I still have a proverbial “book hangover” from this book. It’s a heart-wrenching novel, filled with thoughtfulness and soul; one that induces a whole new process of thought about life, death, and the imperfect in-between.

Moyes tackles a subject that has dominated headlines in recent years, packaging it in a way that really focuses thought on what is right, what is fair, and what truly matters. Everything progresses in a believable, authentic manner and the novel followed through to the only possible ending, one that stays undeniably true to who the characters are presented to be throughout the novel. Every event that readers are privy to is not only necessary to the plot and denouement but to the characters themselves. Each episode reveals a little more of the heart and soul, the pain and pride that make up Lou and Will. Nothing feels out of place or extraneous and nothing feels left out. I am trying hard to refrain from revealing anything about the novel, because this is one that most certainly shouldn’t be ruined. I will say, however, that it tackles tough, controversial subjects that, at second glance, stretch far beyond the pages and into our world.

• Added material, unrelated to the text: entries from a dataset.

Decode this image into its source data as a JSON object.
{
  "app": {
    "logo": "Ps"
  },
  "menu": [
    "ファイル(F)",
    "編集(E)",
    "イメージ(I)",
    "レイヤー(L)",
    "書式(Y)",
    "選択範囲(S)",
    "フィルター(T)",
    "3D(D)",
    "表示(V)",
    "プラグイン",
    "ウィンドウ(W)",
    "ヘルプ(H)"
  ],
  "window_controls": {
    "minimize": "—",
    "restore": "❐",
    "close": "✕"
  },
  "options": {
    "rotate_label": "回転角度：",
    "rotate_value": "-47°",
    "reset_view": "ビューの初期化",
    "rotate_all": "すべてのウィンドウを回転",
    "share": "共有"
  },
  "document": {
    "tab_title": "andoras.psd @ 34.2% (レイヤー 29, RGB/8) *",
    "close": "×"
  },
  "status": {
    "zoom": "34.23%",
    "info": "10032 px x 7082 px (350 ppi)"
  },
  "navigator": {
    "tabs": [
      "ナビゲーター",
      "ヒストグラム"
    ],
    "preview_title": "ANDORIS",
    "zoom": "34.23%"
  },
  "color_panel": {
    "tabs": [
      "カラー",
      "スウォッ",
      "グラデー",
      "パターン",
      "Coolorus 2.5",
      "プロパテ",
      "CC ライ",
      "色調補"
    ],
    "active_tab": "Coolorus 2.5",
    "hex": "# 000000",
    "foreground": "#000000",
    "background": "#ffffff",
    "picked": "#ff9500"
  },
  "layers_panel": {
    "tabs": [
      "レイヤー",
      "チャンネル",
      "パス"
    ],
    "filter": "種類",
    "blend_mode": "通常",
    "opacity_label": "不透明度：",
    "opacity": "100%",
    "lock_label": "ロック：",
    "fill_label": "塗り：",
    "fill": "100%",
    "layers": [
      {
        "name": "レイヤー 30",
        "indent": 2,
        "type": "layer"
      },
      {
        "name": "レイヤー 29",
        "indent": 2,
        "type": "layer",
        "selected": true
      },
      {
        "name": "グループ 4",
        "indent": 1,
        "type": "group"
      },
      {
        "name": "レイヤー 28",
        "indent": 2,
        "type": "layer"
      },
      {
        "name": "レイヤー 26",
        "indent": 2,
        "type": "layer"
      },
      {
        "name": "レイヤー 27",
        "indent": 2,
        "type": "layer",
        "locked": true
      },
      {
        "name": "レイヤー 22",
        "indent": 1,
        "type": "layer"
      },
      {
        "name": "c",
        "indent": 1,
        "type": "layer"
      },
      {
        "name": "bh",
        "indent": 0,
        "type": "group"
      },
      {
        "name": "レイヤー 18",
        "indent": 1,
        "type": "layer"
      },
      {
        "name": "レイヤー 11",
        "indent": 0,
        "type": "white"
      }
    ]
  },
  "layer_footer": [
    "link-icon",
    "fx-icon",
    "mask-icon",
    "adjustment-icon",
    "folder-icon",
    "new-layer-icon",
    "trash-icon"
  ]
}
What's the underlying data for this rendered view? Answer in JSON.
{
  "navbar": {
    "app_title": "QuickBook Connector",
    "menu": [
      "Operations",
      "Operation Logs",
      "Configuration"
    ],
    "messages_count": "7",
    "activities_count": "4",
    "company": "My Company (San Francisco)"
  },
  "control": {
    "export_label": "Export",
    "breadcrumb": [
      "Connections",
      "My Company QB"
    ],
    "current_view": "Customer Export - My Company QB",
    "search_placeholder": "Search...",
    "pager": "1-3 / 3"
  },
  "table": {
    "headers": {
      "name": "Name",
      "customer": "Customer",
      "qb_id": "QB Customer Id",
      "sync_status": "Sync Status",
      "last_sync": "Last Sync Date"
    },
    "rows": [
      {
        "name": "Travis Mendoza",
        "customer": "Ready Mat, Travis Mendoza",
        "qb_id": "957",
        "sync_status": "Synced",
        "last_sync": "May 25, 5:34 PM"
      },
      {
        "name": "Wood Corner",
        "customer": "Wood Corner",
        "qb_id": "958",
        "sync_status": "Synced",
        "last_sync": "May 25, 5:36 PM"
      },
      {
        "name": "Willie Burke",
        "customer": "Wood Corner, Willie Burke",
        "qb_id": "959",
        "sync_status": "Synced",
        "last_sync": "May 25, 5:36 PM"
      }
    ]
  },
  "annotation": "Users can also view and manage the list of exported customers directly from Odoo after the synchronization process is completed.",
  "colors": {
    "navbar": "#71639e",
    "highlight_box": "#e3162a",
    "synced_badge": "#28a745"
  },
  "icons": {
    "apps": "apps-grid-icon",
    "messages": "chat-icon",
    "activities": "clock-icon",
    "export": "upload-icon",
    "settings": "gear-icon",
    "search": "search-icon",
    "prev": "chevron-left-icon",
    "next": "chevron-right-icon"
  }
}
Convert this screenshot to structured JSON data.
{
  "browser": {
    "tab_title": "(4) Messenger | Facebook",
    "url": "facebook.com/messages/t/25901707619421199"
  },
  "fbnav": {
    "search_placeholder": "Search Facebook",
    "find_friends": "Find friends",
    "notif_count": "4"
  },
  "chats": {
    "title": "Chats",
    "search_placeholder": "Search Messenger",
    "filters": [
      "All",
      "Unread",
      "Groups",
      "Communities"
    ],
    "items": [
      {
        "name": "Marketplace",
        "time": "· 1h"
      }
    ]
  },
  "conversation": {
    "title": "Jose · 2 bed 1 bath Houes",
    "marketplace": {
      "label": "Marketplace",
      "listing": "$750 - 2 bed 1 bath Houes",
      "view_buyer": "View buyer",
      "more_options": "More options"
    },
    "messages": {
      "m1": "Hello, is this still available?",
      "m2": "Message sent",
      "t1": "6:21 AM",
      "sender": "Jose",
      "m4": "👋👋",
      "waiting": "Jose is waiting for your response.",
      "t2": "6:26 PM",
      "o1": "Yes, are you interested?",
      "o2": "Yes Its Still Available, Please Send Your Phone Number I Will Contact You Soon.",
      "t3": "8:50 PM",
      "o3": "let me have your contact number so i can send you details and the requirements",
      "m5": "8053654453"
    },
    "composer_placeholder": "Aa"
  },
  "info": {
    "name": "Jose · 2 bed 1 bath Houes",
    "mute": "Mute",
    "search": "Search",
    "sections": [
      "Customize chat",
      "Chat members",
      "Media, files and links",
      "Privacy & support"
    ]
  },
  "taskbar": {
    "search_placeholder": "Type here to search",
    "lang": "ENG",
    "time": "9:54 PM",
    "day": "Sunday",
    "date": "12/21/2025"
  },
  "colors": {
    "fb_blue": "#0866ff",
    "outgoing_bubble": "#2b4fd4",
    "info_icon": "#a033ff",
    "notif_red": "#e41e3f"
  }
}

Moyes gives us delightfully flawed and sincere characters in Will, who spends more time looking at what he had and lost than what he initially finds in Louisa, who can almost be too caring. Will tries to cope with his paralysis using wit, sarcasm, and by building wall after wall. He is unable to accept the loss of the life he once enjoyed and wants no part of the life he has been dealt. Louisa is an odd bird, a perfect storm of eccentricity and self-proclaimed normality who just wants to please everyone she can. When Lou comes to help Will’s family take care of him, she finds that he often runs off his caregivers with his snark and depressive episodes. Lou, who needs the money to help provide for her own family, refuses to back down easily and provides a match for Will. Both are headstrong and opinionated, and their early battle of wills are humorous albeit far from light-hearted. When she finds out what Will has planned and just how deep his unhappiness is, she resolves to help him find a new joy in life. This is especially poignant to readers as some of Lou’s own painful memories are uncovered. Furthermore, the relationships that the duo maintain with other characters, particularly their respective families are interesting and realistic. I particularly love Lou’s relationship with her family. It is far from perfect, with her often being the main breadwinner, but they care for each other immeasurably.

I can say without any doubt or hesitation that Me Before You is my favorite of the books that I have read this year, despite the fact I spent the last quarter of it in abject despair and alternately crying and staring thoughtfully into space, wondering what I would do if faced with Will and Lou’s respective situations. The novel makes no apologies and it is unflinching in its reality. I have already pre-ordered the sequel, After You, and will be in line the minute the store opens. If you click away from this review retaining only one message, let it be this: go get this book. Read it, absorb it, love it. Now excuse me while I go find some more tissues.


The film adaption of Me Before You, starring Emilia Clarke, Sam Claflin, Matthew Lewis, and Jenna Coleman is currently in post-production and is slated to be released in the USA on June 3, 2016.

Jojo Moyes worked on the screenplay for the film adaptation.

The sequel, After You, will be published late this month on September 29th.